The bright color of paintbrush always catches my eye, but I have seldom seen is growing as thickly as it was here. My camera didn't do the display justice. Bright orange-red paintbrush grew back into the trees for as far as I could see.
 


I have always know this wildflower as fleabane, but my wildflower book refers to it as showy daisy--a much nicer sounding moniker. Despite its dainty appearance, this is one tough plant. I have seen it growing on the very edge of dusty gravel roads in dirt packed so hard it would be hard to get a shovel in it.
 
 
     Like the paintbrush, this flower was growing in thick clusters.
 

     
 Lupine, a perennial favorite, wasn't growing as thickly as I have sometimes seen, but it did make an appearance.

 
 
Sticky geranium is one of my all time favorites. It is closely related to varieties of domestic perennial geraniums, which I use in nearly every landscape design I do. It is long blooming, and its foliage turns bright orange in autumn.
 
In the wild I have only seen sticky geranium with purplish-pink flowers. That is until this trip. Here I found white flowered geraniums growing along side the more common ones.
 
 
Fireweed is so named because it grows back quickly and thickly after an area has been burned by forest fire.
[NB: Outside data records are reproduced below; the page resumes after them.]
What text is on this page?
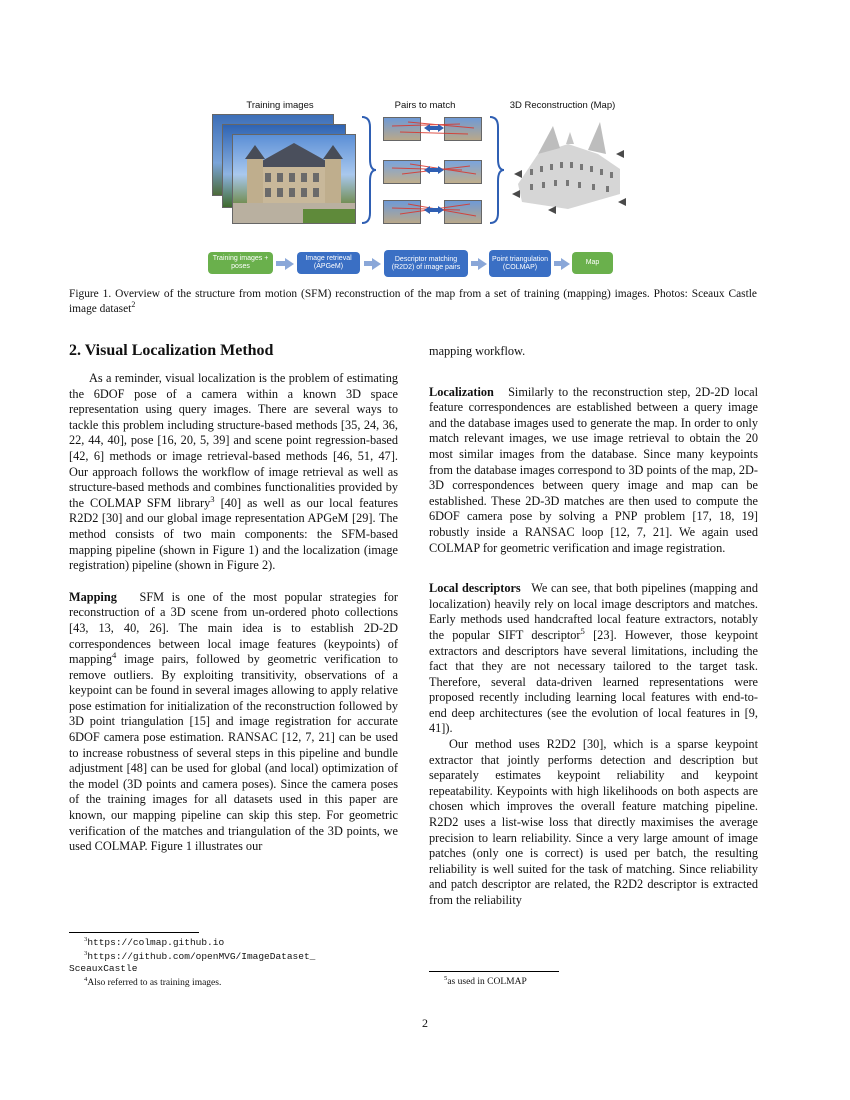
Training images	Pairs to match	3D Reconstruction (Map)
Training images + poses
Image retrieval (APGeM)
Descriptor matching (R2D2) of image pairs
Point triangulation (COLMAP)
Map
Figure 1. Overview of the structure from motion (SFM) reconstruction of the map from a set of training (mapping) images. Photos: Sceaux Castle image dataset$^2$
2. Visual Localization Method

As a reminder, visual localization is the problem of estimating the 6DOF pose of a camera within a known 3D space representation using query images. There are several ways to tackle this problem including structure-based methods [35, 24, 36, 22, 44, 40], pose [16, 20, 5, 39] and scene point regression-based [42, 6] methods or image retrieval-based methods [46, 51, 47]. Our approach follows the workflow of image retrieval as well as structure-based methods and combines functionalities provided by the COLMAP SFM library$^3$ [40] as well as our local features R2D2 [30] and our global image representation APGeM [29]. The method consists of two main components: the SFM-based mapping pipeline (shown in Figure 1) and the localization (image registration) pipeline (shown in Figure 2).

Mapping SFM is one of the most popular strategies for reconstruction of a 3D scene from un-ordered photo collections [43, 13, 40, 26]. The main idea is to establish 2D-2D correspondences between local image features (keypoints) of mapping$^4$ image pairs, followed by geometric verification to remove outliers. By exploiting transitivity, observations of a keypoint can be found in several images allowing to apply relative pose estimation for initialization of the reconstruction followed by 3D point triangulation [15] and image registration for accurate 6DOF camera pose estimation. RANSAC [12, 7, 21] can be used to increase robustness of several steps in this pipeline and bundle adjustment [48] can be used for global (and local) optimization of the model (3D points and camera poses). Since the camera poses of the training images for all datasets used in this paper are known, our mapping pipeline can skip this step. For geometric verification of the matches and triangulation of the 3D points, we used COLMAP. Figure 1 illustrates our

$^3$https://colmap.github.io
$^3$https://github.com/openMVG/ImageDataset_ SceauxCastle
$^4$Also referred to as training images.

mapping workflow.

Localization Similarly to the reconstruction step, 2D-2D local feature correspondences are established between a query image and the database images used to generate the map. In order to only match relevant images, we use image retrieval to obtain the 20 most similar images from the database. Since many keypoints from the database images correspond to 3D points of the map, 2D-3D correspondences between query image and map can be established. These 2D-3D matches are then used to compute the 6DOF camera pose by solving a PNP problem [17, 18, 19] robustly inside a RANSAC loop [12, 7, 21]. We again used COLMAP for geometric verification and image registration.

Local descriptors We can see, that both pipelines (mapping and localization) heavily rely on local image descriptors and matches. Early methods used handcrafted local feature extractors, notably the popular SIFT descriptor$^5$ [23]. However, those keypoint extractors and descriptors have several limitations, including the fact that they are not necessary tailored to the target task. Therefore, several data-driven learned representations were proposed recently including learning local features with end-to-end deep architectures (see the evolution of local features in [9, 41]).

Our method uses R2D2 [30], which is a sparse keypoint extractor that jointly performs detection and description but separately estimates keypoint reliability and keypoint repeatability. Keypoints with high likelihoods on both aspects are chosen which improves the overall feature matching pipeline. R2D2 uses a list-wise loss that directly maximises the average precision to learn reliability. Since a very large amount of image patches (only one is correct) is used per batch, the resulting reliability is well suited for the task of matching. Since reliability and patch descriptor are related, the R2D2 descriptor is extracted from the reliability

$^5$as used in COLMAP
2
But it grows in unburned areas as well, and is another favorite of mine (I seem to be saying that a lot.)
 
 
 
I think this flower is angel parsley, but I'm not sure because there are several wildflowers that look similar to this. Its the massive size of this one that makes me think it is angel parsley, which can grow to be 5 feet tall. This one was just about that big.
 
 
 
This plant has a flower similar to angel parsley, only much smaller. I'm not certain what it is, maybe Queen Anne's lace?
     
Many homeowners in southeastern Idaho have potentilla bushes growing in their yards. This flower, cinquefoil, is a relative of that bush, but has a herbaceous form. Still, you can see the resemblance in the flowers.
 
 
 
Wild larkspur looks identical to the larkspur grown in flower gardens. It is a relative of and smaller version of delphinium.
 
 

We were on our way out of the forest when I spotted a patch of sego lilies. I grew up hearing stories of how the Mormon pioneers survived their first year in Utah by eating the bulbs of this plant.
 
 
I've shown you pictures of individual flowers, and in some places we passed a single species of flower dominated. But in many other places, multiple species grew together in a meadow size bouquet.
 
 

 
        In case you are wondering, we never did find the trailhead we started out to look for, but I think you will agree after seeing these pictures, our drive wasn't wasted.